A filmed version of Sarah Frankcom’s critically-acclaimed theatre production is set to hit cinemas in just over a week’s time.
But, having watched a preview screening, Peake admits to finding the transition from stage to screen in this instance “difficult”.
“Don’t get me wrong, I think the production and the other performances are brilliant,” she told The Independent.
“But it was just difficult to watch it. Of course people will know that acting on stage is a completely different process to acting for a camera. But when you’re doing something the camera picks it up and it is totally different.”
“Sometimes it can really knock your confidence. In general it’s very strange seeing yourself. That funny thing I do with my mouth. But I’m over it now.
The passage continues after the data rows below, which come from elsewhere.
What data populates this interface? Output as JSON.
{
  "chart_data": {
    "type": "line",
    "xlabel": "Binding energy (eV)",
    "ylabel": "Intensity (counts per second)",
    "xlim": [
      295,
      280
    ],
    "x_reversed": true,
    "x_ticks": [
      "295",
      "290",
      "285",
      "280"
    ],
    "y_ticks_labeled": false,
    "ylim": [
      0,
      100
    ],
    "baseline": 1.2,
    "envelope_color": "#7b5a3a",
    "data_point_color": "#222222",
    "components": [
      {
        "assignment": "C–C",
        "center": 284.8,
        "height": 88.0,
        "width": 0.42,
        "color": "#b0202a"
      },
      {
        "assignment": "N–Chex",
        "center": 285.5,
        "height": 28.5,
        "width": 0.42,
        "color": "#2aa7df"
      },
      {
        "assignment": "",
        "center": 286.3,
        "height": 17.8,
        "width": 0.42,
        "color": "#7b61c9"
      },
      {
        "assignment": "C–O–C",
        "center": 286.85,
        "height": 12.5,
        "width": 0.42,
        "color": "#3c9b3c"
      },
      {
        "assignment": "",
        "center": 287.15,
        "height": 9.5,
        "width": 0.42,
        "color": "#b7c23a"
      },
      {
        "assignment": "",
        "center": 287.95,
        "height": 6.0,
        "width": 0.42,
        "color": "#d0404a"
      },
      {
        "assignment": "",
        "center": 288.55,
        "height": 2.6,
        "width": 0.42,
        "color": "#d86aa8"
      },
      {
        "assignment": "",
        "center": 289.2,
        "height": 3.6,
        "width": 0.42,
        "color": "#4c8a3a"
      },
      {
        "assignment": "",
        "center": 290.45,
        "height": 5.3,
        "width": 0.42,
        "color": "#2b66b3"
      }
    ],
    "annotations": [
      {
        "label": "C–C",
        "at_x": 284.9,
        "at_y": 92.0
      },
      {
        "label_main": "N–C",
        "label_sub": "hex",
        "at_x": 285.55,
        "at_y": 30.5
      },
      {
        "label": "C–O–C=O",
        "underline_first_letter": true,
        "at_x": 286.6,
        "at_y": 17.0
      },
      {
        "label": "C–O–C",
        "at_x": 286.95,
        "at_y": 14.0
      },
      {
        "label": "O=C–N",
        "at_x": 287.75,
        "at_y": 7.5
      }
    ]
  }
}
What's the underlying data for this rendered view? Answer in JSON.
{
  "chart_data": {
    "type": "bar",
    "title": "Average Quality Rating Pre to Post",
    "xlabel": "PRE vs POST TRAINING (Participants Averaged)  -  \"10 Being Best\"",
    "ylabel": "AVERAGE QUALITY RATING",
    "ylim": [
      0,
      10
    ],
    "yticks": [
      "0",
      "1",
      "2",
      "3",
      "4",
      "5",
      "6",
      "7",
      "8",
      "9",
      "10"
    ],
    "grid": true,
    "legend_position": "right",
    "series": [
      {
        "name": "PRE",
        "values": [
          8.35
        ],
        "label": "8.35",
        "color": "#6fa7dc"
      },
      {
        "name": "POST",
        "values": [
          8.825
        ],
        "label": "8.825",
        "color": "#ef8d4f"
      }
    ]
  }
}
It took a day or two, but I’m fine.”
Peake follows the likes of Sarah Bernhardt and Frances de la Tour in taking on the male role of Hamlet, generally acknowledged as a make-or-break part.
In contrast to the all-male (The Globe’s Twelfth Night and Richard III starring Mark Rylance) and all-female (Phyllida Lloyd’s Julius Caesar and Henry IV) productions of late, Peake’s Hamlet exists in a production of both men and women. But there are gender-bending surprises such as the female gravediggers and Jodie McNee as Rosencrantz.
Hamlet is trans in this contemporary production, Peake’s Prince of Denmark having been born female but identifying as a boy.
“Hamlet was born a girl but very quickly didn’t feel that fitted,” she said. “He very quickly took on a male mantle. Of course everyone in the court was shocked and divided.
“Everyone to accept it whatever they thought [because he is royalty] and that unspoken feeling serves as a backdrop for the production.”
The actress, who many will recognise from TV's Silk, Shameless and The Village, received rave reviews for the production -“delicately ferocious” raved the Guardian, The Times gave it five stars and called it a "fabulous, feminised production", Manchester Evening News hailed it a “milestone” Hamlet, and the Independent lauded her “emotional ferocity” – but Peake is uncomfortable with the praise.
“But it’s none of my business what I think of myself, I always say. If someone comes up and praises your performance it can be quite rude if you disagree with them.”
Opens on 23 March in 300 cinemas nationwide.